На лестнице между первым и вторым встретилась Тамара. Она работала в отделе кадров и когда-то лично подписывала Регине документы о принятии на работу. Тёплая уютная женщина лет пятидесяти, кажется. Она ухитрялась иметь прекрасные отношения со всеми в редакции. Регина любила приходить к ней в крошечный кабинетик, залезать на стул с ногами и пить чай, который Тамара щедро заваривала всем желающим. Под её неспешную речь и домашние плюшки на Регину накатывало умиротворение.
– Какая же ты молоденькая и глупая, – вздыхала Тамара.– Всё бежишь куда-то, торопишься, жилы рвешь. Надорвёшься.
Регина смеялась.
– Справлюсь. А если ничего не делать, то ничего и не добьешься.
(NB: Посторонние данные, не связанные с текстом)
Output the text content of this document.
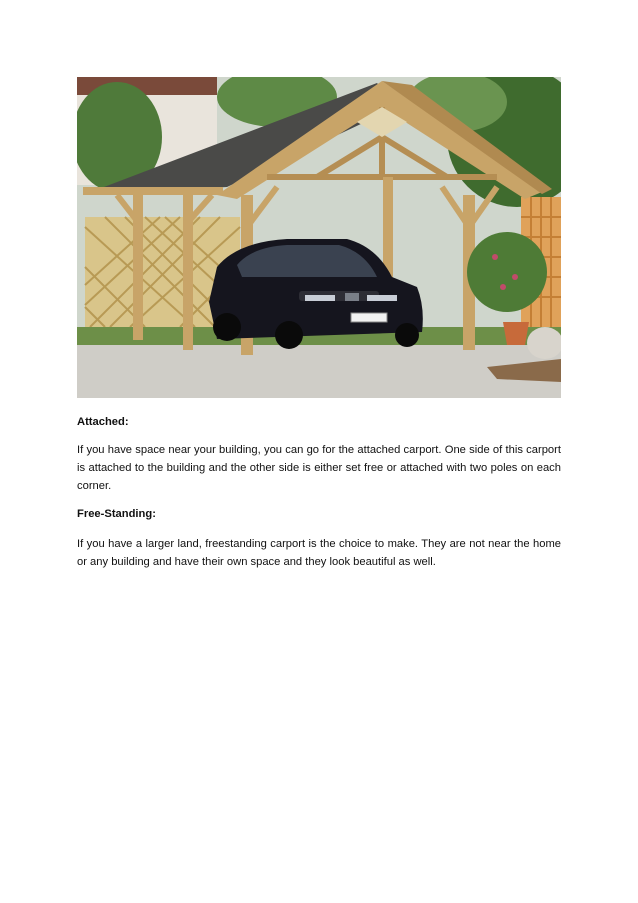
Attached:
If you have space near your building, you can go for the attached carport. One side of this carport is attached to the building and the other side is either set free or attached with two poles on each corner.
Free-Standing:
If you have a larger land, freestanding carport is the choice to make. They are not near the home or any building and have their own space and they look beautiful as well.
– Бедная девочка, – качала головой Тамара, и от этой жалости что-то сладко замирало внутри. Регина ничего не рассказывала о себе, но каким-то женским чутьем Тамара определила в ней бездомного котёнка и подкармливала что выпечкой, что человеческим теплом. Она не осуждала и не презирала, не морщила нос и не смотрела с завистью. Она принимала Регину такой, какая есть. И Регина тянулась к этому принятию действительно как кошка к ласке. Наверное, испытываемое ей чувство можно было бы назвать благодарностью, если бы Регина задумывалась о названии.
– Доброе утро.
– Доброе, – кивнула Тамара. – Как ты сегодня?
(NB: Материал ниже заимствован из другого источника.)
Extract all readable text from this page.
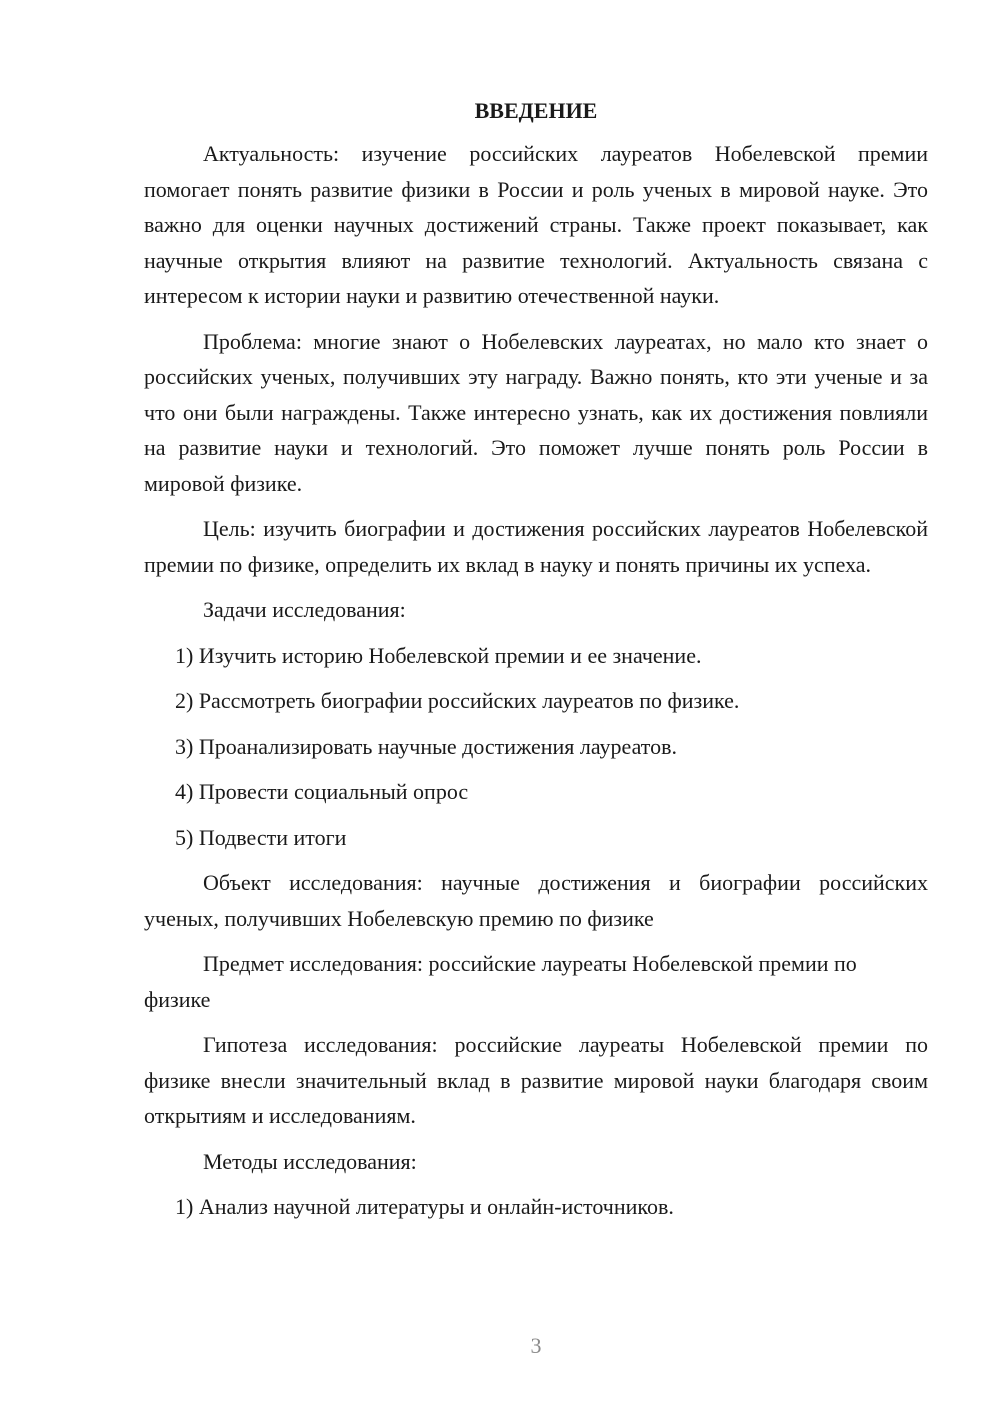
ВВЕДЕНИЕ

Актуальность: изучение российских лауреатов Нобелевской премии помогает понять развитие физики в России и роль ученых в мировой науке. Это важно для оценки научных достижений страны. Также проект показывает, как научные открытия влияют на развитие технологий. Актуальность связана с интересом к истории науки и развитию отечественной науки.

Проблема: многие знают о Нобелевских лауреатах, но мало кто знает о российских ученых, получивших эту награду. Важно понять, кто эти ученые и за что они были награждены. Также интересно узнать, как их достижения повлияли на развитие науки и технологий. Это поможет лучше понять роль России в мировой физике.

Цель: изучить биографии и достижения российских лауреатов Нобелевской премии по физике, определить их вклад в науку и понять причины их успеха.

Задачи исследования:

1) Изучить историю Нобелевской премии и ее значение.
2) Рассмотреть биографии российских лауреатов по физике.
3) Проанализировать научные достижения лауреатов.
4) Провести социальный опрос
5) Подвести итоги

Объект исследования: научные достижения и биографии российских ученых, получивших Нобелевскую премию по физике

Предмет исследования: российские лауреаты Нобелевской премии по физике

Гипотеза исследования: российские лауреаты Нобелевской премии по физике внесли значительный вклад в развитие мировой науки благодаря своим открытиям и исследованиям.

Методы исследования:

1) Анализ научной литературы и онлайн-источников.
3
Она каждый раз спрашивала. И, кажется, не только из вежливости.
– Прекрасно.
– Мы с мужем всех наших приглашаем в воскресенье к нам на дачу за город, последние тёплые деньки как-никак. Приезжай, отдохнём, шашлыки пожарим.
– А почему бы и нет? – весело пожала плечами Регина. – Сто лет на природе не была.
– Вот и отлично, – улыбнулась Тамара, – и чайку попить сегодня забегай.
– Обязательно.
– У нас на Руси все проблемы у баб решаются чаем, а у мужиков водкой, – говорила Тамара. – Под них и исповеди, и похвальба, и слёзы, и радость. Под них душой делятся.
Удивительно, но Регина тоже делилась. Иногда тем, чем не делилась даже с Андреем.
– Злая ты, – сочувственно говорила Тамара иногда, когда Регина что-нибудь рассказывала. – Молодая и злая.
– Разве плохо быть злой? – улыбалась Регина. – Лучше, чем доброй. Добрых все обижают.
Тамара вздыхала и качала головой.
– Человек тогда злой, – сказала она как-то, – когда в нем много боли и страха.
– Почему страха? – не поняла Регина.
– Потому что. Вот ты чего боишься?
Регина честно задумалась. Высоты, темноты, закрытых помещений? Нет. Трупов? Вроде тоже. Приходилось выезжать пару раз фотографировать для криминальной колонки. И ничего, кроме брезгливости. Мышей и пауков? Вот уж точно нет.
– Не знаю, – она пожала плечами. – Наверное, ничего.
– Я же говорю, молодая, – рассмеялась Тамара. – Не доросла еще. Запомни, девочка, все боятся боли и одиночества.
Регина помолчала, а потом сказала неожиданно даже для самой себя:
– Чтобы не делали больно, бей первой.